Fenomen Merapi ini menggenapi kredo bahwa waktu itu maju dan memuncak. Waktu tidak dapat kembali (irreversible). Merapi yang bergelora, merapi yang digdaya meski kini meminta korban puluhan jiwa seakan menyeret kontemplasi manusia bahwa zaman sudah sampai pada usianya yang tua (zaman wis teka titi wanci tuwa). Manusia terus diburu waktu untuk bersegera memohon jawaban yang serba pasti (maneges).


Sementara, Mbah Maridjan dengan kredonya merespons seluruh alam ciptaan dengan menerima segala kemalangan bahkan kematian tanpa menyalahkan siapa pun, termasuk Tuhan.

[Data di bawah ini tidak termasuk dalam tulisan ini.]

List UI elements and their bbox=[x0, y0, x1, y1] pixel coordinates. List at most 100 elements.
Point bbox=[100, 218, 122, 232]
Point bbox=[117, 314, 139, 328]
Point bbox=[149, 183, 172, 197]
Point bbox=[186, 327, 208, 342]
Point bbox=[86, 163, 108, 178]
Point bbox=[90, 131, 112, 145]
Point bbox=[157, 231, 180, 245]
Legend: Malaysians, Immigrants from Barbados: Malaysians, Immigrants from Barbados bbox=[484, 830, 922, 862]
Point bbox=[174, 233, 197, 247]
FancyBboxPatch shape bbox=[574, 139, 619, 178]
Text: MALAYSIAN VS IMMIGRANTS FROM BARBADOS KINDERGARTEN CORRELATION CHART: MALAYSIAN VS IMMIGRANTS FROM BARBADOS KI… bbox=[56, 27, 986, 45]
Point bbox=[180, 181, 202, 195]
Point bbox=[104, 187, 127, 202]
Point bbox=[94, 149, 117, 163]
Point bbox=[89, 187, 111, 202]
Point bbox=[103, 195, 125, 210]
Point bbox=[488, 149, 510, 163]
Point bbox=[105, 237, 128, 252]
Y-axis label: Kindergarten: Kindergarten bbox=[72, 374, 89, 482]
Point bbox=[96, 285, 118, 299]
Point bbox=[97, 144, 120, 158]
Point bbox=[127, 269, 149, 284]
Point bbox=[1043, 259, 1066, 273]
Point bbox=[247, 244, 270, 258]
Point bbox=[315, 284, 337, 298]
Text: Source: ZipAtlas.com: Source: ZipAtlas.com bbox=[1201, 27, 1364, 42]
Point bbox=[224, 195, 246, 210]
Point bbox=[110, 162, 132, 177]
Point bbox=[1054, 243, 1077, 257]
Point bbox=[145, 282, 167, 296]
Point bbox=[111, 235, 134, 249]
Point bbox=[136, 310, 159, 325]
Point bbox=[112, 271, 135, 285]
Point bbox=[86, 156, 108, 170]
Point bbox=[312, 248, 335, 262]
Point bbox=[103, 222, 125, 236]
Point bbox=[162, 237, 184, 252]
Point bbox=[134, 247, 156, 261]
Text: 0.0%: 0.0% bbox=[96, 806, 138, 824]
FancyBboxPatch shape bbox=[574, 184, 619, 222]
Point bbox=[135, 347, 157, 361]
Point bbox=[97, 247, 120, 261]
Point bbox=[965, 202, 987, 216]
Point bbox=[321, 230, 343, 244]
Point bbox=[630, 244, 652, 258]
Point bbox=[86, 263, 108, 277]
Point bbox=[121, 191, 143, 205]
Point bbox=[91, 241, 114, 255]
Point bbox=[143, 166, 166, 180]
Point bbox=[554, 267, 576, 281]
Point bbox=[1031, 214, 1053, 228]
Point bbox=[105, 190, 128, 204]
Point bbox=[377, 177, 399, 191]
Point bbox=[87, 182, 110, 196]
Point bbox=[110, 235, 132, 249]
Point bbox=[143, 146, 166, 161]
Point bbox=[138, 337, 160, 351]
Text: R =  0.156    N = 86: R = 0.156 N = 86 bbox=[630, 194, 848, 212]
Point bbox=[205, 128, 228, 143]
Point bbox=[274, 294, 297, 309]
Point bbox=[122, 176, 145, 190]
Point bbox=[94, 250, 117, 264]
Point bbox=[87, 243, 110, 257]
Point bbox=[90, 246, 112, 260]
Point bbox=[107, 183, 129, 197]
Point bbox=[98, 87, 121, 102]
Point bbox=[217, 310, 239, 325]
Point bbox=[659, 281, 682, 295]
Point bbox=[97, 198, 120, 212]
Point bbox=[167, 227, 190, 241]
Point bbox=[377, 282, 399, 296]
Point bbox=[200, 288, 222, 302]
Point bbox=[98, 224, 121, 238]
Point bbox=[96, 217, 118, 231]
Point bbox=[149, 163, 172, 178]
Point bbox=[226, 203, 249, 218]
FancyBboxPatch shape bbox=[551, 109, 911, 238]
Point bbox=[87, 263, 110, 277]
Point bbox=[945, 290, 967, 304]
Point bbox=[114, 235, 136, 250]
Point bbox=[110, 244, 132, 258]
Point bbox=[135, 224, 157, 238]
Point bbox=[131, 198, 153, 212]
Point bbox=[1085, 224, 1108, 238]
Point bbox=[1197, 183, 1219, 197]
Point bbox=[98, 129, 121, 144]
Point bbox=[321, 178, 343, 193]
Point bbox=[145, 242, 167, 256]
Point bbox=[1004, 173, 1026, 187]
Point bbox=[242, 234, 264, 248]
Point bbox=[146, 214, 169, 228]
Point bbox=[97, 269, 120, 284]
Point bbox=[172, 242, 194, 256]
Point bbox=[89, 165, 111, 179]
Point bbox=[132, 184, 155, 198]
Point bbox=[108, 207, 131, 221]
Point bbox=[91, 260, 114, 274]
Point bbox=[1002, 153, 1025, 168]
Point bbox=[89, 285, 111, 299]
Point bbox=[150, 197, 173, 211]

Manusia tidak layak mengutuk atau mengeluh, karena manusia sejatinya berasal dari abu dan akan kembali menjadi abu. Budayawan Sindhunata menulis dalam buku Petruk Jadi Raja, bahwa Gunung Merapi bisa memuntahkan api yang menghanguskan dan mematikan manusia. Namun, Gunung Merapi memberi hidup dan rejeki berupa pasir dan tanah subur. Dalam air dan api, ada berkah sekaligus malapetaka. Kalau manusia mau menerima rejeki yang diberikan oleh air dan api, ia dituntut sanggup hidup dalam resiko karena air dan api. Menolak hidup dalam resiko membuat manusia menjadi pemarah, pengeluh, pengutuk dan tak mau bertanggung jawab. Inilah kredo Mbah Maridjan.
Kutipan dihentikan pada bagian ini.